Und jetzt liegt sie in ihrem Zimmer. Sie wagt nicht zu atmen, sie wagt nicht zu sprechen. Regungslos liegt sie auf ihrem Bett und wartet. Sie wartet auf den nächsten Tag, den nächsten Morgen, sie versucht sich abzulenken, denkt an Tofu- Würstchen und an Magerquark. Der Geruch muss verfliegen, sie muss ihn wegdenken. Sie schließt die Augen und hofft, dass sie einschläft, diesen Geruch nach frischem Hackfleisch in ihre Träume trägt. Sie seufzt. Es kitzelt in ihrer Nase. Dieser leicht herbe, vollmundige Geruch liegt wie Blei auf ihrem Körper. Sie kann sich nicht wehren. Er dringt durch die Türritze, durch das Handtuch, durch ihre Haut bis in ihre Kehle. Sie schmeckt das würzige, milde Hackfleisch und fühlt die körnige Masse auf ihrer Zunge. „Tote Tiere kannst du nicht essen“ schreit ihr Gehirn. Vor ihrem Auge liegt eine Brötchenhälfte. In Zeitlupe fällt ein Salatblatt darauf, vorsichtig schwebt ein perfekt rundes Hackstück darüber, und die zweite Brötchenhälfte senkt sich behutsam auf das gebratene Fleisch. Groß und saftig sieht sie den Burger vor sich, riecht das brutzelnde Fett in der Pfanne, hört das Zischen des Hacks, wenn es im Öl versinkt. Sie schmeckt Bolognesesauce auf der Zunge. Ihr Kopf ruft: „Kühe sind heilig“, sie schmachtet nach Lasagne, frischem Käse auf glänzend schimmerndem Hack, kross und braun gebraten. „Du Mörder, du Bestie!“ hallt es hohl hinter ihrer Stirn. Wasser sammelt sich in ihrem Mund, es schmeckt nach frischer Frikadelle, würzig vermischt sich die leichtherbe, zarte Masse mit dem wässrigen Speichel, sie hält es nicht mehr aus. Ihr Gehirn schweigt. Aus ihren Mundwinkeln läuft es.

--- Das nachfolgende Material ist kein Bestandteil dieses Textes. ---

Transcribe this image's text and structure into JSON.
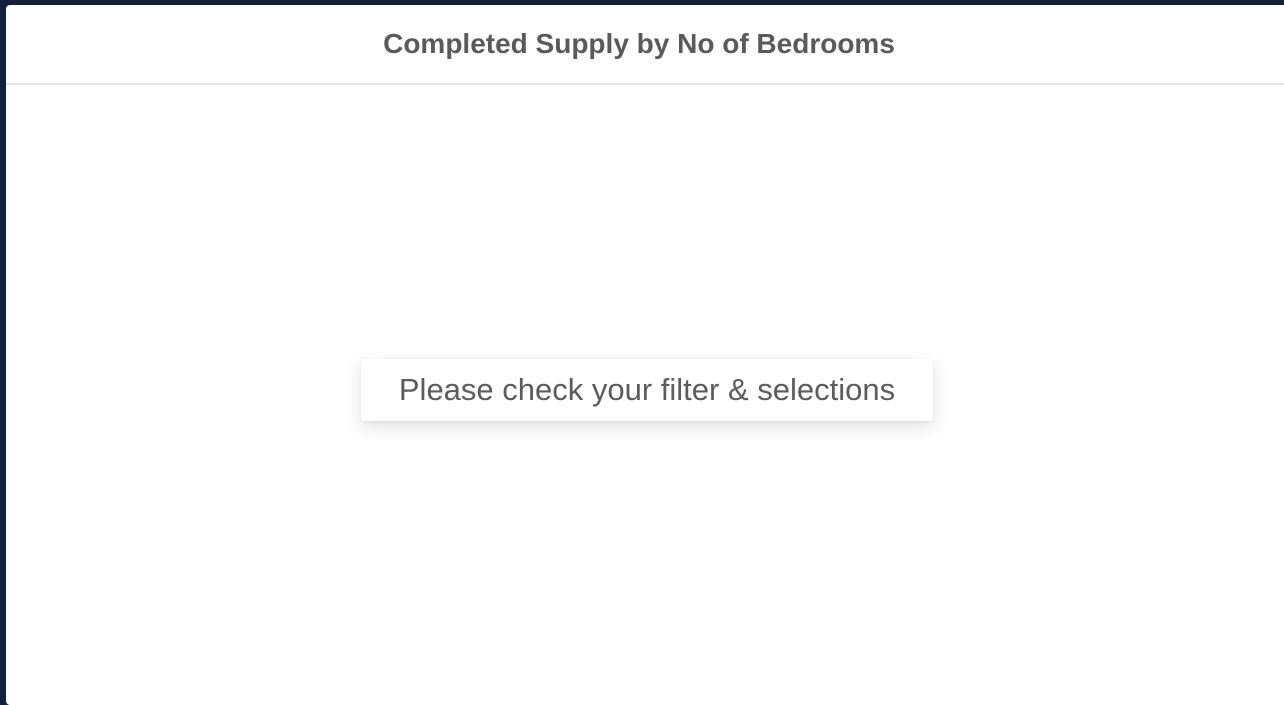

Sie steht auf und wühlt die Handtücher vor ihrer Tür weg. Sie drückt die Klinke herunter, und eine Flut Hackgeruch schwappt in ihre Nase, durch den Kopf und begräbt alle aufrechten Zweifel des Gehirns unter sich. Sie folgt dem Geruch. Wie in Trance steigt sie die Treppe herunter, willenlos geführt von den Dämpfen ihrer einzigen Sucht. Die Küchentür steht sperrangelweit offen. Er sitzt in ihrem Weg und lächelt. Sie sieht ihn nicht. Sie sieht nur den Herd, die heiße Pfanne, die ihre Quelle ist, die sie erreichen muss. Sie rempelt ihn um, wendet die Augen nicht ab von ihrem Ziel. Sie  erblickt das kross gebratene Hackfleisch. In unzählbar viele kleine Würstchen zusammengerollt liegt es heiß und dunkelbraun in der Pfanne. Sie greift sich einen großen Löffel, und belädt ihn mit Gehacktem. Sie schließt die Augen und wartet auf den Höhepunkt des Genusses. Und dann. Ein lauter Knall. Der Löffel fliegt zu Boden, die Pfanne schwebt in der Luft und verschwindet blitzartig aus ihrem Sichtfeld. Sie dreht sich um und prallt gegen einen massigen Körper. Er hält in der linken Hand die Pfanne und in der rechten eine mit Hackfleisch beladene Suppenkelle. „eins zu null“ grinst er, schüttet die Kelle über seinem Mund aus und reicht ihr eine Dose Magerquark.